For undocumented workers, there’s another concern.
“Nobody can guarantee their security, as the Malaysian government can carry out raids anywhere at any time,” added Nasrikah.
Regardless, Widodo, his challenger Prabowo Subianto and several political parties are chasing migrant workers’ votes.
Prabowo has been focusing his attention on Malaysia, with his party, Gerindra, opening an office in 2017 and his local team keen to highlight the former general’s friendly relationship with the country’s prime minister-in-waiting, Anwar Ibrahim.
Prabowo’s camp is hoping to build on the success of 2014 when Malaysian-based Indonesians supported him.
It was not enough, though, as Widodo, who had the support of many migrant worker organisations, won the overseas vote by seven percent.
This time Widodo’s campaign team has been visiting construction sites, factory accommodation and other places where Indonesians congregate in Malaysia in order to raise awareness of a key achievement: reforms to the migrant worker law, which were passed in 2017.

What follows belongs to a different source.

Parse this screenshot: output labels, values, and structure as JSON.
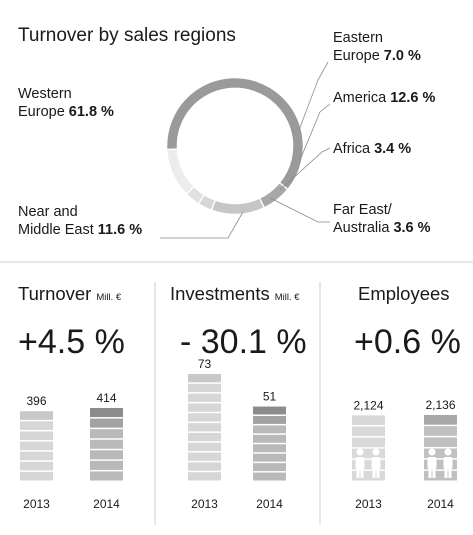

Beyond increasing social protections for migrant workers, the reforms eliminated the role of recruitment agencies and intermediaries, a key source of exploitation, and increased state oversight of migration.
However, according to Anis Hidayah, executive director of the Indonesian NGO Migrant Care, the law has not yet been fully implemented, meaning most migrant workers are not yet seeing the benefits.
“The Indonesian government had two years to prepare the implementation of that law,” said Hidayah.
“We’re still waiting on regulations on migrant workers’ protection, regulations on monitoring, one-stop services and seafarers.”
Further complicating things for Widodo is that the law, and his administration, has been unable to help an Indonesian domestic worker convicted of murder for killing her abusive employer.
Saudi Arabia executed Tuti Tursilawati last October without notifying her family or the Indonesian government.
The move has been condemned by both candidates.
Tursilawati’s episode was not unusual. According to Migrant Care, more than 74 Indonesians remain on death row abroad, including in Saudi Arabia.
Often, particularly in the Middle East, they lack access to adequate legal representation, leaving concerns about the fairness of their trials.
“We urge the Indonesian government to mobilise political and diplomatic resources to seek the release of hundreds of migrant workers who are threatened with capital punishment throughout the world,” said Hidayah.
Despite these concerns and other challenges, Indonesians continue to go abroad in search of better opportunities.
Figo Kurniawan moved to Malaysia in 2006 for that reason. He is undecided on who he will be voting for. For him, and millions of Indonesians – home and abroad – the key concern will be the economy and jobs.
“As long as the Indonesian government does not provide employment for all its citizens with a decent salary, citizens will continue to become migrant workers,” said Figo.